April 28, 2017

Adam Shah

Working People vs. Trump: The First 100 Days

Ever since FDR passed 15 major pieces of New Deal legislation during his first 100 days in office, presidents have been measured by their effectiveness within the same time frame. President Trump thought the benchmark so important that he signed a “contract” saying what he would accomplish during those hundred days.

Trump promised to get many things done, especially for the benefit of profitable corporate elites at the expense of the rest of us. Even before he pushed out his contract, working men and women, and their allies across the country have banded together to stand up to Trump’s extreme proposals.

The first fight started when Trump selected CKE Restaurants CEO Andrew Puzder to be his Secretary of Labor in December 2016. The now-former head of the Hardee’s and Carl Jr.’s chains spent most of his career undermining the people who work for him, humiliating women, and fighting against fair wages, family sustaining jobs. Working people, fast-food and restaurant workers, women’s rights organizations, civil rights advocates, labor rights groups campaigned to oppose, and ultimately defeat, Puzder.

Our campaign demonstrated the power of our movements in pushing back against this administration’s dangerous agenda. Even Andrew Puzder, the only Trump cabinet secretary nominee to withdraw, credited “the Left” for his loss.

This defeat had ripple effects. It took Trump until his 98th day in office to appoint a Secretary of Labor. As newly-confirmed Labor Secretary R. Alexander Acosta heads to that cabinet seat, workers’ rights activists who opposed his confirmation have put him on notice. We will be watching him to make it clear that when he has to choose between protecting working people and implementing the Trump agenda, it is his duty to protect working people.

Trump hasn’t turned his attention to appointing a Deputy Secretary of Labor, new members of the National Labor Relations Board, or other key officials who could make workplaces worse once in office. Trump has only made one nomination to the lower courts despite more than 100 vacancies. By not filling out these posts, Despite Trump’s pre-election promise to overturn Obama-era regulations that hold corporations accountable for creating safe, sustainable, and family-supporting workplaces, many still remain on the books.

We also won another big victory against the Trump administration by forcing congressional Republicans to withdraw the corporate American Health Care Act. The GOP’s boardroom bailout plan would have decimated Medicare, repealed much of the Affordable Care Act, and stripped insurance coverage from nearly 30 million Americans.

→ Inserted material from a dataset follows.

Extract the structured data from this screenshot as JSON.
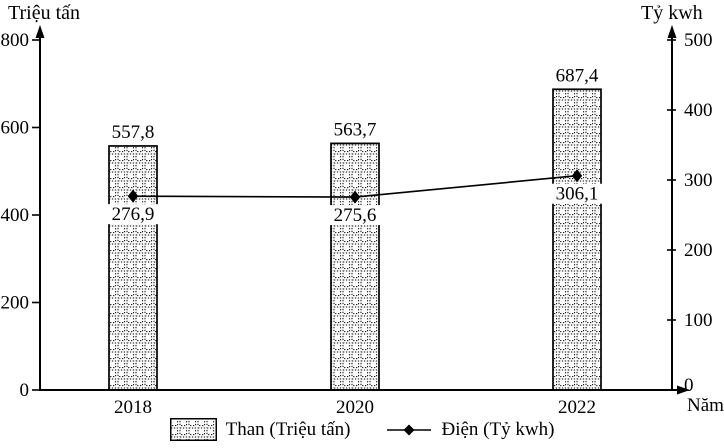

A deluge of protests erupted in response. And even when legislators hid in the shadows instead of listening to their constituents, community groups organized town hall meetings in their place, providing a platform so working people could make their voices loud and clear in opposition to this destructive bill. As a result, Trump broke one of his major promises for his first 100 days: that he would repeal and replace the Affordable Care Act.

That is not to say that there haven’t been setbacks. Most strikingly, Trump appointed Justice Neil Gorsuch to the Supreme Court despite Gorsuch’s clear pro-corporate agenda. Working people fought hard against Gorsuch, and Trump and his Senate allies had to break constitutional norms and Senate rules to get his nominee on the Court.

Furthermore, the delays caused by stopping Puzder and resisting the rest of the Trump agenda have been a double-edged sword. The administration passively unravels rules on the books by not enforcing them. For instance, the Trump administration has not withdrawn the overtime rule, which, if implemented, would give a raise to millions of Americans. But the administration hasn’t decided whether to continue to defend the overtime rule, which a federal judge put on hold after corporations sought to tie up the rule in the courts.

Similarly, Trump has yet to withdraw a rule requiring Wall Street investment professionals to put the welfare of retirement savers ahead of their sales commissions. But the Labor Department just delayed its implementation, while industry lobbyists seek to eliminate it altogether. The Trump administration also delayed the date in which companies have to comply with limiting the exposure of working people to cancer-causing silica dust The AFL-CIO estimates that 160 people could die as a result of the delay.

Overall, working people withstood the period when a president is at his or her most powerful. There is still a long way to go in the president’s term, and Trump will get his share of wins. However, even with politicians beholden to corporate CEOs controlling the White House and both houses of Congress, working families have stood together and stopped critical parts of the Trump agenda.